George Floyd had just been killed in Minneapolis and his death sparked global and nationwide protest, including a few in southwest Michigan.
“One of the first things I did was invite the community to come here in order to use a lot of that anger and hurt that we were feeling in our hearts and that passion that we were feeling in a good way,” Wilson said during an interview with on Tuesday September 15. “We can sit out here and protest in the streets and that’s needed too. But, at the end of the day, we also got to perform some tangible action that’s going to create something that’s empowering.”
For the 23-year-old, that’s food and nutrition education. Since June, Wilson and others have transformed the land into Sunlight Gardens, a farm where they now grow kale, collard greens, Brussels sprouts,tomatoes, peppers and other vegetables and leafy greens.
“When you eat healthy, you get your body right. You get your mind right,” Wilson said, while wearing a blingy necklace that read farmer. “It’s very foundational. This is where I’m starting my work is with the farming because this is building a foundation that our community can build ourselves up on.”
Wilson said one of his goals is to teach inner-city communities how to grow their own foods so people aren’t always relying on groceries stores to get their foods. He said the coronavirus pandemic, and the food insecurity that rose because of it, reaffirmed for him the significance of communities becoming self-reliant.
“A deer can take care of itself. It knows where to get food from and knows where to get water,” Wilson said. “We think we’re so smart and so advanced but it’s like really a deer can take care of itself better than a human can in certain aspects of just survival and being resourceful.”
Wilson began learning about being resourceful and food and nutrition after years of eating unhealthy. He said he grew up in a food desert, less than a mile away from where the farm is today.
“It’s only liquor stores and corner stores that are around here. I loved food. I was a chubby kid. I loved to eat a lot,” Wilson said. “I would go to the liquor store and buy hot Cheetos and Honey Buns and that’s what I ate.”
He said he loved the taste of it. However, it wasn’t nutritional. And when he researched and learned at 16-years-old about farming history and how it was rooted in slavery, it spurred him even more to eat right.
“We have always been genius-level farmers,” Wilson said. “So, I’m just continuing that heritage. I feel my ancestors walking through me, always affirming me to do this work.”

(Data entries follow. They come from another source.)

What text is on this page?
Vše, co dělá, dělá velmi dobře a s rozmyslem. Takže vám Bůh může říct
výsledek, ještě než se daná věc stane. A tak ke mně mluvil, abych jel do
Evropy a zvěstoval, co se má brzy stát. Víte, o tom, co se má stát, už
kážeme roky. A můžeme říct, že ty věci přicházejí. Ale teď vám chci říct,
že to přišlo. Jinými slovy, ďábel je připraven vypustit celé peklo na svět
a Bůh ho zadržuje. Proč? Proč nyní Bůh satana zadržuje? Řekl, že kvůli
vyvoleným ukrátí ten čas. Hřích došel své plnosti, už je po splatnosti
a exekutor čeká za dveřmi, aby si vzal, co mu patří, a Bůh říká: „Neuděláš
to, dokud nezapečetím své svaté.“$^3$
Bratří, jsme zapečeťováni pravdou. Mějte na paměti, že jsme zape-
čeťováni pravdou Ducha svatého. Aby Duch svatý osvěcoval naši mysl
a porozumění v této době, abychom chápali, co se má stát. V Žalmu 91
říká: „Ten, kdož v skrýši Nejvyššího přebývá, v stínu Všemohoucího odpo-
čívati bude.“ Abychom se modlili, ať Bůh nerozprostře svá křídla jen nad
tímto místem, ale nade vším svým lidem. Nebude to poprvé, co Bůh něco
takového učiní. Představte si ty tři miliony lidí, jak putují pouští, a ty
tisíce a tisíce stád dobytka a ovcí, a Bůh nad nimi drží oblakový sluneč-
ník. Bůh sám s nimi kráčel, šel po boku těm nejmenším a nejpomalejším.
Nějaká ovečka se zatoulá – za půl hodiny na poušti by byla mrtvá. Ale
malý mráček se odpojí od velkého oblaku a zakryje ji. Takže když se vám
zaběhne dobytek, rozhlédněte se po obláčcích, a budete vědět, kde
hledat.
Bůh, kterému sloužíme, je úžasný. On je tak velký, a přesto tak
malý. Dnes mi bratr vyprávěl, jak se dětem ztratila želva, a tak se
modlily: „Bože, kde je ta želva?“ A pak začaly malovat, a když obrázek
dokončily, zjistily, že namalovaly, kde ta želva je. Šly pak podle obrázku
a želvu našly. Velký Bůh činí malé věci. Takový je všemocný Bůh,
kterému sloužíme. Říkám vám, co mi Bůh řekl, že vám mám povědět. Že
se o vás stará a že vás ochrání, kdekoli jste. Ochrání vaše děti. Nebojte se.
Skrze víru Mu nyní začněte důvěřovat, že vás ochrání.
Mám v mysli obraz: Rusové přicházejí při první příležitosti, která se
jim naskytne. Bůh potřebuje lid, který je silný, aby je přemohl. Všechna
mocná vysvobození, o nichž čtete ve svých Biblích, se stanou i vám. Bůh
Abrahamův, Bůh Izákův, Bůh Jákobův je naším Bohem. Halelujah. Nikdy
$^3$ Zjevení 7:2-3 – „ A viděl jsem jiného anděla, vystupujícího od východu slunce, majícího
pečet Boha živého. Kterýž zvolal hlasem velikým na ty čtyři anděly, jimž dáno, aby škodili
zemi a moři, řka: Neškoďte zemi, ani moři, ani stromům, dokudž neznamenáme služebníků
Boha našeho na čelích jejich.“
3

He’s grateful that grants from the Battle Creek Foundation and the Michigan Good Food Fund have allowed him to do the work. He envisions the farm one day being solar powered, and a place where kids not only learn how to purify water but can listen to music and talk about fashion.
In the meantime, he’s focused on farming and food education and hopes it inspires people to be resourceful and take care of themselves.
“When you think about farming right now, a lot of times the image that you get is kind of like old, white man on a tractor in the big field, in the country. And none of that’s happening here,” Wilson said. “We pride ourselves in being the people that are shaping the culture of farming and taking it back and making it ours again.”